5 Kirkland
Between Yard 3 Kirkland and on the east side of in the township of Kirkland
Curwen, 1900 p155-6
Two doors lower down (from 1 Kirkland) , to the south of the yard still called by the name, was the "Old Ship" standing recessed back, bearing the sign of a ship with full sails set. It seems difficult to account for this name, which is more commonly met with on a quay side; and one can only imagine some seafaring captain settling down here with hard-earned savings - probably from the neighbouring port at Milnthorpe - and setting up "just one more house" for the thirsty souls of Kirkland.
Unfortunately there is no date attached to a will in which Abraham Garnett, of Beethwaite Green, devises to his son William, of Kendal, "all that messuage and tenement situated in Kirkland, and know by the name of the 'Old Ship Inn'.
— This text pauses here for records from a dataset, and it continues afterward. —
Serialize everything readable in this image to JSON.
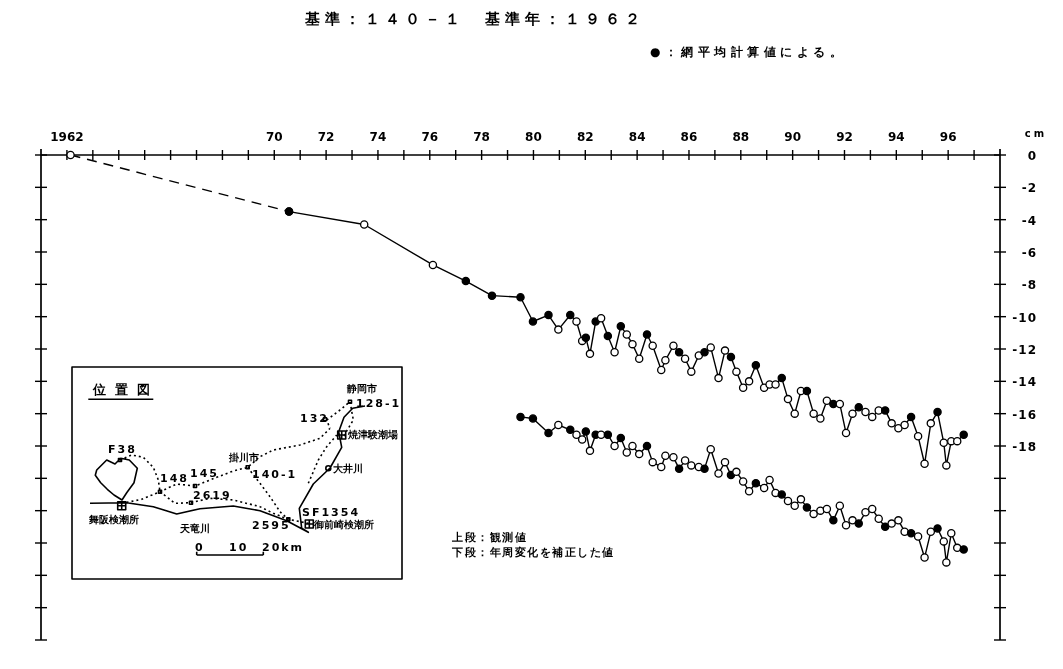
{
  "chart_data": {
    "type": "line",
    "title": "基準：１４０－１　基準年：１９６２",
    "ylabel": "cm",
    "annotations": [
      "●：網平均計算値による。",
      "上段：観測値",
      "下段：年周変化を補正した値",
      "位置図",
      "静岡市",
      "128-1",
      "132",
      "焼津験潮場",
      "F38",
      "148",
      "145",
      "掛川市",
      "140-1",
      "大井川",
      "2619",
      "SF1354",
      "舞阪検潮所",
      "天竜川",
      "2595",
      "御前崎検潮所",
      "0",
      "10",
      "20km"
    ],
    "xlim": [
      1961,
      1998
    ],
    "xticks": [
      {
        "value": 1962,
        "label": "1962"
      },
      {
        "value": 1963,
        "label": null
      },
      {
        "value": 1964,
        "label": null
      },
      {
        "value": 1965,
        "label": null
      },
      {
        "value": 1966,
        "label": null
      },
      {
        "value": 1967,
        "label": null
      },
      {
        "value": 1968,
        "label": null
      },
      {
        "value": 1969,
        "label": null
      },
      {
        "value": 1970,
        "label": "70"
      },
      {
        "value": 1971,
        "label": null
      },
      {
        "value": 1972,
        "label": "72"
      },
      {
        "value": 1973,
        "label": null
      },
      {
        "value": 1974,
        "label": "74"
      },
      {
        "value": 1975,
        "label": null
      },
      {
        "value": 1976,
        "label": "76"
      },
      {
        "value": 1977,
        "label": null
      },
      {
        "value": 1978,
        "label": "78"
      },
      {
        "value": 1979,
        "label": null
      },
      {
        "value": 1980,
        "label": "80"
      },
      {
        "value": 1981,
        "label": null
      },
      {
        "value": 1982,
        "label": "82"
      },
      {
        "value": 1983,
        "label": null
      },
      {
        "value": 1984,
        "label": "84"
      },
      {
        "value": 1985,
        "label": null
      },
      {
        "value": 1986,
        "label": "86"
      },
      {
        "value": 1987,
        "label": null
      },
      {
        "value": 1988,
        "label": "88"
      },
      {
        "value": 1989,
        "label": null
      },
      {
        "value": 1990,
        "label": "90"
      },
      {
        "value": 1991,
        "label": null
      },
      {
        "value": 1992,
        "label": "92"
      },
      {
        "value": 1993,
        "label": null
      },
      {
        "value": 1994,
        "label": "94"
      },
      {
        "value": 1995,
        "label": null
      },
      {
        "value": 1996,
        "label": "96"
      },
      {
        "value": 1997,
        "label": null
      }
    ],
    "ylim": [
      -30,
      0
    ],
    "yticks": [
      0,
      -2,
      -4,
      -6,
      -8,
      -10,
      -12,
      -14,
      -16,
      -18,
      {
        "value": -20,
        "label": null
      },
      {
        "value": -22,
        "label": null
      },
      {
        "value": -24,
        "label": null
      },
      {
        "value": -26,
        "label": null
      },
      {
        "value": -28,
        "label": null
      },
      {
        "value": -30,
        "label": null
      }
    ],
    "grid": false,
    "marker": "circle",
    "series": [
      {
        "color": "#000000",
        "line_style": "dashed",
        "x": [
          1962.14,
          1970.57
        ],
        "values": [
          0,
          -3.5
        ],
        "colors": [
          "#ffffff",
          "#000000"
        ]
      },
      {
        "color": "#000000",
        "line_style": "solid",
        "x": [
          1970.57,
          1973.47,
          1976.12,
          1977.39,
          1978.4,
          1979.5,
          1979.98,
          1980.58,
          1980.96,
          1981.42,
          1981.66,
          1981.88,
          1982.02,
          1982.18,
          1982.4,
          1982.61,
          1982.87,
          1983.13,
          1983.37,
          1983.6,
          1983.82,
          1984.08,
          1984.38,
          1984.6,
          1984.93,
          1985.09,
          1985.4,
          1985.62,
          1985.85,
          1986.09,
          1986.38,
          1986.6,
          1986.84,
          1987.14,
          1987.39,
          1987.62,
          1987.83,
          1988.09,
          1988.32,
          1988.58,
          1988.9,
          1989.11,
          1989.34,
          1989.58,
          1989.82,
          1990.08,
          1990.32,
          1990.55,
          1990.81,
          1991.07,
          1991.32,
          1991.57,
          1991.82,
          1992.06,
          1992.31,
          1992.55,
          1992.81,
          1993.07,
          1993.32,
          1993.57,
          1993.82,
          1994.08,
          1994.32,
          1994.57,
          1994.84,
          1995.09,
          1995.33,
          1995.59,
          1995.83,
          1995.93,
          1996.12,
          1996.35,
          1996.6
        ],
        "values": [
          -3.5,
          -4.3,
          -6.8,
          -7.8,
          -8.7,
          -8.8,
          -10.3,
          -9.9,
          -10.8,
          -9.9,
          -10.3,
          -11.5,
          -11.3,
          -12.3,
          -10.3,
          -10.1,
          -11.2,
          -12.2,
          -10.6,
          -11.1,
          -11.7,
          -12.6,
          -11.1,
          -11.8,
          -13.3,
          -12.7,
          -11.8,
          -12.2,
          -12.6,
          -13.4,
          -12.4,
          -12.2,
          -11.9,
          -13.8,
          -12.1,
          -12.5,
          -13.4,
          -14.4,
          -14.0,
          -13.0,
          -14.4,
          -14.2,
          -14.2,
          -13.8,
          -15.1,
          -16.0,
          -14.6,
          -14.6,
          -16.0,
          -16.3,
          -15.2,
          -15.4,
          -15.4,
          -17.2,
          -16.0,
          -15.6,
          -15.9,
          -16.2,
          -15.8,
          -15.8,
          -16.6,
          -16.9,
          -16.7,
          -16.2,
          -17.4,
          -19.1,
          -16.6,
          -15.9,
          -17.8,
          -19.2,
          -17.7,
          -17.7,
          -17.3
        ],
        "colors": [
          "#000000",
          "#ffffff",
          "#ffffff",
          "#000000",
          "#000000",
          "#000000",
          "#000000",
          "#000000",
          "#ffffff",
          "#000000",
          "#ffffff",
          "#ffffff",
          "#000000",
          "#ffffff",
          "#000000",
          "#ffffff",
          "#000000",
          "#ffffff",
          "#000000",
          "#ffffff",
          "#ffffff",
          "#ffffff",
          "#000000",
          "#ffffff",
          "#ffffff",
          "#ffffff",
          "#ffffff",
          "#000000",
          "#ffffff",
          "#ffffff",
          "#ffffff",
          "#000000",
          "#ffffff",
          "#ffffff",
          "#ffffff",
          "#000000",
          "#ffffff",
          "#ffffff",
          "#ffffff",
          "#000000",
          "#ffffff",
          "#ffffff",
          "#ffffff",
          "#000000",
          "#ffffff",
          "#ffffff",
          "#ffffff",
          "#000000",
          "#ffffff",
          "#ffffff",
          "#ffffff",
          "#000000",
          "#ffffff",
          "#ffffff",
          "#ffffff",
          "#000000",
          "#ffffff",
          "#ffffff",
          "#ffffff",
          "#000000",
          "#ffffff",
          "#ffffff",
          "#ffffff",
          "#000000",
          "#ffffff",
          "#ffffff",
          "#ffffff",
          "#000000",
          "#ffffff",
          "#ffffff",
          "#ffffff",
          "#ffffff",
          "#000000"
        ]
      },
      {
        "color": "#000000",
        "line_style": "solid",
        "x": [
          1979.5,
          1979.98,
          1980.58,
          1980.96,
          1981.42,
          1981.66,
          1981.88,
          1982.02,
          1982.18,
          1982.4,
          1982.61,
          1982.87,
          1983.13,
          1983.37,
          1983.6,
          1983.82,
          1984.08,
          1984.38,
          1984.6,
          1984.93,
          1985.09,
          1985.4,
          1985.62,
          1985.85,
          1986.09,
          1986.38,
          1986.6,
          1986.84,
          1987.14,
          1987.39,
          1987.62,
          1987.83,
          1988.09,
          1988.32,
          1988.58,
          1988.9,
          1989.11,
          1989.34,
          1989.58,
          1989.82,
          1990.08,
          1990.32,
          1990.55,
          1990.81,
          1991.07,
          1991.32,
          1991.57,
          1991.82,
          1992.06,
          1992.31,
          1992.55,
          1992.81,
          1993.07,
          1993.32,
          1993.57,
          1993.82,
          1994.08,
          1994.32,
          1994.57,
          1994.84,
          1995.09,
          1995.33,
          1995.59,
          1995.83,
          1995.93,
          1996.12,
          1996.35,
          1996.6
        ],
        "values": [
          -16.2,
          -16.3,
          -17.2,
          -16.7,
          -17.0,
          -17.3,
          -17.6,
          -17.1,
          -18.3,
          -17.3,
          -17.3,
          -17.3,
          -18.0,
          -17.5,
          -18.4,
          -18.0,
          -18.5,
          -18.0,
          -19.0,
          -19.3,
          -18.6,
          -18.7,
          -19.4,
          -18.9,
          -19.2,
          -19.3,
          -19.4,
          -18.2,
          -19.7,
          -19.0,
          -19.8,
          -19.6,
          -20.2,
          -20.8,
          -20.3,
          -20.6,
          -20.1,
          -20.9,
          -21.0,
          -21.4,
          -21.7,
          -21.3,
          -21.8,
          -22.2,
          -22.0,
          -21.9,
          -22.6,
          -21.7,
          -22.9,
          -22.6,
          -22.8,
          -22.1,
          -21.9,
          -22.5,
          -23.0,
          -22.8,
          -22.6,
          -23.3,
          -23.4,
          -23.6,
          -24.9,
          -23.3,
          -23.1,
          -23.9,
          -25.2,
          -23.4,
          -24.3,
          -24.4
        ],
        "colors": [
          "#000000",
          "#000000",
          "#000000",
          "#ffffff",
          "#000000",
          "#ffffff",
          "#ffffff",
          "#000000",
          "#ffffff",
          "#000000",
          "#ffffff",
          "#000000",
          "#ffffff",
          "#000000",
          "#ffffff",
          "#ffffff",
          "#ffffff",
          "#000000",
          "#ffffff",
          "#ffffff",
          "#ffffff",
          "#ffffff",
          "#000000",
          "#ffffff",
          "#ffffff",
          "#ffffff",
          "#000000",
          "#ffffff",
          "#ffffff",
          "#ffffff",
          "#000000",
          "#ffffff",
          "#ffffff",
          "#ffffff",
          "#000000",
          "#ffffff",
          "#ffffff",
          "#ffffff",
          "#000000",
          "#ffffff",
          "#ffffff",
          "#ffffff",
          "#000000",
          "#ffffff",
          "#ffffff",
          "#ffffff",
          "#000000",
          "#ffffff",
          "#ffffff",
          "#ffffff",
          "#000000",
          "#ffffff",
          "#ffffff",
          "#ffffff",
          "#000000",
          "#ffffff",
          "#ffffff",
          "#ffffff",
          "#000000",
          "#ffffff",
          "#ffffff",
          "#ffffff",
          "#000000",
          "#ffffff",
          "#ffffff",
          "#ffffff",
          "#ffffff",
          "#000000"
        ]
      }
    ]
  }
}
The questionable glory of this last named inn departed when the "Black Bull" opposition house - kept at different times by Kit Ion, Ben Hurd, and old Adamson - was opened immediately across the way, with its pictorial sign of a life-sized head and neck of the ferocious animal. The old inconvenient premises could not compete with the more respectable-looking building which had risen up against it, and thus the "Old Ship Inn" fell to pieces, and in it's place "Betty Shaver," the female barber of Kirkland, set up her business. Using the vaulted cellar at the back of the shop as a warehouse for coal, she retailed out to her neighbours baskets full of this commodity, and cleansed her hands on the lathered features of her "next-turn" chin.